GRAL’s research directions

Integrating structural and dynamic information at various scales is essential for understanding complex biological processes. GRAL emphasizes the dynamics of biological systems, including for example the assembly of protein complexes, their integration into functional operating systems, the kinetics of interactions between host and pathogens and the self-organization of cells into multicellular architectures such as tissues or organoids. Overall, GRAL is divided into two main programmes: 1) “Molecular Machines and Dynamics” and 2) “Self-organization of Biological Systems”.

 

1. Molecular Machines, Dynamics and assemblies:

The objective of this programme is the comprehensive analysis of molecular machines (protein, DNA, RNA etc.) focused, but not limited to, the following processes: (i) virus host-pathogen interactions, (ii) microbial host-pathogen interactions, (iii) immunity and infection, (iv) membrane transport and signalling, or (v) epigenetics, chromatin, and cancer. The development of methods used to study these complex machineries is also in the scope of GRAL. These include among others: NMR, X-ray crystallography, atomic force microscopy, single molecule fluorescence technologies, neutron and X-ray scattering, optical and electron microscopy, native mass spectrometry techniques, and/or molecular dynamics simulations.

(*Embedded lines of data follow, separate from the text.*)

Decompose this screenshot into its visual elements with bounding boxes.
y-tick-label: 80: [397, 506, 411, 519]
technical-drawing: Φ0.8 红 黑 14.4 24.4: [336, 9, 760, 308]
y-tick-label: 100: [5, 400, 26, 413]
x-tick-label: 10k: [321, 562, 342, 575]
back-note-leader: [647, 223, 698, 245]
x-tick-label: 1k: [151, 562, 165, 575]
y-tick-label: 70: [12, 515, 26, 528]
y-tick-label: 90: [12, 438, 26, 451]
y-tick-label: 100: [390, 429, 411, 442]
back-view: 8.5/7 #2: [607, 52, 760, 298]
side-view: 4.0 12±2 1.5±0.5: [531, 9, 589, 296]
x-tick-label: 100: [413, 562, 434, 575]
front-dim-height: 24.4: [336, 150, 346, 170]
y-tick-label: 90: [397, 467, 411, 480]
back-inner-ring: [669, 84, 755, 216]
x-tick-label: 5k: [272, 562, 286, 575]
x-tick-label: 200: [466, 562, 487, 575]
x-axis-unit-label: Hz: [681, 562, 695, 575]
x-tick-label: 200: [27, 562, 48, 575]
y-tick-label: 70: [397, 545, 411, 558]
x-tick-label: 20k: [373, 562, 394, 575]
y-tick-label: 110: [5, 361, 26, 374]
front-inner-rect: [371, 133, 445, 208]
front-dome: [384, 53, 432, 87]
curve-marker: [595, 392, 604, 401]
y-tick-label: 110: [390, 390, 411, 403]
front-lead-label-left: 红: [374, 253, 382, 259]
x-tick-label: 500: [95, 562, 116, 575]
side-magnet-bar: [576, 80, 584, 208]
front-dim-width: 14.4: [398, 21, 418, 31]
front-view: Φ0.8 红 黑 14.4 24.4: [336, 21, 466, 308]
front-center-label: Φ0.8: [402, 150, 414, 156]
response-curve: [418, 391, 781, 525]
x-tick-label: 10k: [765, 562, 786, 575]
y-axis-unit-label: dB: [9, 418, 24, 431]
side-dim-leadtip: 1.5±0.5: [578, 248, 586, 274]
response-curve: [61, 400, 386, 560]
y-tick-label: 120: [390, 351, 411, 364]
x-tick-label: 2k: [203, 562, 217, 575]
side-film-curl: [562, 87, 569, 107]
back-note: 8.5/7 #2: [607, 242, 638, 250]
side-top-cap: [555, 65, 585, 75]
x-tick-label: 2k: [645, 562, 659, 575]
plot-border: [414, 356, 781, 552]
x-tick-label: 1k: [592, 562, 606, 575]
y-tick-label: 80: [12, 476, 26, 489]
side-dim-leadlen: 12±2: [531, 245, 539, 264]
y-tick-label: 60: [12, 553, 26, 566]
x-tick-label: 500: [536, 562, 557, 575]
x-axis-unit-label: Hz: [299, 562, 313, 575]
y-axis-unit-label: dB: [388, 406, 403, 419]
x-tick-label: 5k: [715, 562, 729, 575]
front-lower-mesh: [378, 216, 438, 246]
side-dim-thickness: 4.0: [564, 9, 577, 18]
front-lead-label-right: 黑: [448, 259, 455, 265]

2. Self-organization of Biological systems:

A central property of living systems is their capacity to self-organize. The objective of this programme is the study of the dynamic properties of self-organization during morphogenesis and signalling in response to environmental cues in different organisms such as bacteria, yeast, microalgae, flies, human cells or plants. The programme includes and is not restricted to the following: (i) multicellular assemblies (organoids, tissues etc.), (ii) dynamics of protein complexes, (iii) biogenesis, function and dynamics of subcellular architectures (membranes, organelles, etc.).